Die Corona-Krise kann auch eine Chance sein
Und was ist mit Corona? Die ausgestorbenen Innenstädte im März und April mahnen zum Wandel, wie Alain Thierstein unlängst in einem Interview sagte. Der Professor für Raumentwicklung an der Fakultät für Architektur der TU München plädiert für eine gleichberechtigte Behandlung der verschiedenen Verkehrsteilnehmer und will dazu die Dominanz des Autoverkehrs reduzieren. Auch Professor Thomas Krüger unterstreicht als Leiter des Arbeitsgebiets Projektentwicklung und Projektmanagement in der Stadtplanung an der Hafencity Universität Hamburg, dass der Einzelhandel wie auch Büroflächen durch die Corona-Krise noch schneller an Bedeutung verlieren werden. Die sinkende Attraktivität kann auch zu sinkenden Mieten führen Das sieht Krüger jedoch als Chance, diese Flächen aufs Neue z. B. mit Gastro-Fusions-Konzepten oder kulturellen Angeboten neu zu beleben – und damit auch über den Ladenschluss um 20 Uhr hinaus attraktiver zu gestalten.
Die Pandemie als Katalysator für den Radwege-Ausbau
Zudem sind durch den Lockdown z. B. in Berlin in kürzester Zeit 20 km neue Fahrradwege oder auch temporäre Spielstraßen zum Austoben für Kinder entstanden – den Kampf um die Rechtmäßigkeit dieser kurzfristig anberaumten Maßnahmen tragen dort nun zwar zum Teil die Gerichte aus, aber der Trend ist auch in den anderen Städten unübersehbar: Auch Wien, New York, Vancouver, Mexico City und Budapest haben autofreie Nebenstraßen für mehr Fußgänger und Fahrradverkehr eingerichtet.
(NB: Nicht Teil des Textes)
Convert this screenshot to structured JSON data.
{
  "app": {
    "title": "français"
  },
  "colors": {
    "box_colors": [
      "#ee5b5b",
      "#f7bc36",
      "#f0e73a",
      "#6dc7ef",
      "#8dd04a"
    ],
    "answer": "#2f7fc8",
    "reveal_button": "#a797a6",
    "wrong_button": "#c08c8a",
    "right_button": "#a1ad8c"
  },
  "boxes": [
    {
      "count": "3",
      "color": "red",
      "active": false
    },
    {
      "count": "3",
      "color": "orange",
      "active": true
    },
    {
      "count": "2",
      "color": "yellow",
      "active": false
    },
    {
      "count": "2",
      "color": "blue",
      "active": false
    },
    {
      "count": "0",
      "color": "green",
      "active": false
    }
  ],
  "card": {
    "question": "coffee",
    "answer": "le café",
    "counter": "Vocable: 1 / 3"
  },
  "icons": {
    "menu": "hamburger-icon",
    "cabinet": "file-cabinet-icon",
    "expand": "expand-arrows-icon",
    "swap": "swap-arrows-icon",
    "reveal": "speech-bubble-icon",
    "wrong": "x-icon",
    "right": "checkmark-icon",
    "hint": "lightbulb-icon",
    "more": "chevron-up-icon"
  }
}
Besonders deutlich treibt Paris den Wandel voran: Aus fast der Hälfte der rund 133.000 Parkplätze werden Radwege, insgesamt kommen 680 km Radweg hinzu. 15 Minuten ist das Zeitfenster, in dem Pariser künftig zu Fuß oder per Rad wichtige Orte wie z. B. Arbeit, Kindergarten, Schule oder Einkaufsmöglichkeit erreichen sollen. Kostenpunkt: 300 Millionen Euro.
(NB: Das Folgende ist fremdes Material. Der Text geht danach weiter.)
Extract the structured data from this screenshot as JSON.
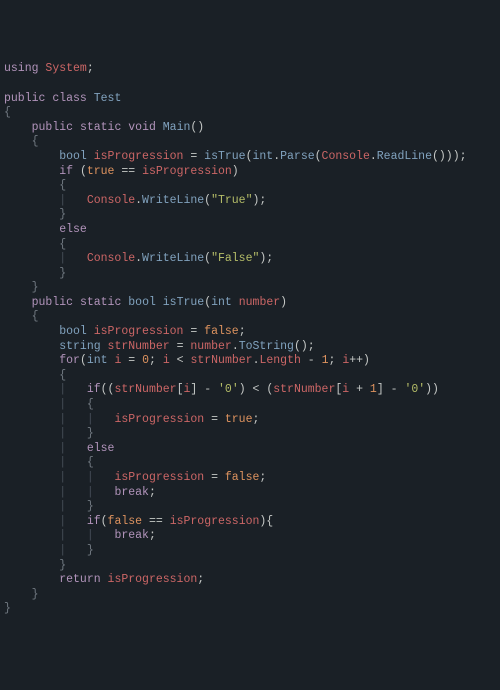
{
  "code": {
    "l1": {
      "kw1": "using",
      "sp": " ",
      "id": "System",
      "p": ";"
    },
    "l3": {
      "kw1": "public",
      "sp": " ",
      "kw2": "class",
      "sp2": " ",
      "name": "Test"
    },
    "l5": {
      "kw1": "public",
      "kw2": "static",
      "kw3": "void",
      "name": "Main"
    },
    "l7": {
      "type": "bool",
      "var": "isProgression",
      "fn": "isTrue",
      "type2": "int",
      "call": "Parse",
      "obj": "Console",
      "call2": "ReadLine"
    },
    "l8": {
      "kw": "if",
      "lit": "true",
      "var": "isProgression"
    },
    "l10": {
      "obj": "Console",
      "call": "WriteLine",
      "str": "\"True\""
    },
    "l12": {
      "kw": "else"
    },
    "l14": {
      "obj": "Console",
      "call": "WriteLine",
      "str": "\"False\""
    },
    "l17": {
      "kw1": "public",
      "kw2": "static",
      "type": "bool",
      "name": "isTrue",
      "ptype": "int",
      "pname": "number"
    },
    "l19": {
      "type": "bool",
      "var": "isProgression",
      "lit": "false"
    },
    "l20": {
      "type": "string",
      "var": "strNumber",
      "obj": "number",
      "call": "ToString"
    },
    "l21": {
      "kw": "for",
      "type": "int",
      "var": "i",
      "n0": "0",
      "var2": "i",
      "obj": "strNumber",
      "prop": "Length",
      "n1": "1",
      "var3": "i"
    },
    "l23": {
      "kw": "if",
      "arr": "strNumber",
      "idx": "i",
      "ch": "'0'",
      "arr2": "strNumber",
      "idx2": "i",
      "n1": "1",
      "ch2": "'0'"
    },
    "l25": {
      "var": "isProgression",
      "lit": "true"
    },
    "l27": {
      "kw": "else"
    },
    "l29": {
      "var": "isProgression",
      "lit": "false"
    },
    "l30": {
      "kw": "break"
    },
    "l32": {
      "kw": "if",
      "lit": "false",
      "var": "isProgression"
    },
    "l33": {
      "kw": "break"
    },
    "l36": {
      "kw": "return",
      "var": "isProgression"
    }
  }
}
Die Innenstädte müssen attraktiver und komfortabel erreichbar sein – auch ohne Auto
Einzig auf dem Land und beim Verreisen ist das Auto der Gewinner – wohlgemerkt nur so lange, bis der ÖPNV aus der Krise die richtigen Schlüsse zieht und sich weiter modernisiert und vernetzt. Als Dienstleister für verkehrsübergreifende Mobilität steht für den ACE immer der Mensch und seine Bedürfnisse im Mittelpunkt. In Zeiten des Klimawandels kann die absolute Vorfahrt für PKWs nicht mehr die alleinige Lösung sein. Gerade in Innenstädten braucht es mehr Platz für Erlebnisräume und Freizeitangebote, die Menschen auch außerhalb der Ladenöffnungszeiten Freude bereiten. Davon profitiert letztendlich auch der Handel, der aufgrund der momentanen Pandemie ohnehin noch schneller und intensiver neue Konzepte und Ideen entwickeln muss, um für seine Kunden attraktiv zu bleiben. Letztendlich entscheidet immer der Verbraucher, wohin die Reise geht – sowohl der Handel wie auch die Kommunen müssen zur (Neu)-Belebung ihrer Innenstädte einfach nur die jeweiligen Voraussetzungen dafür schaffen.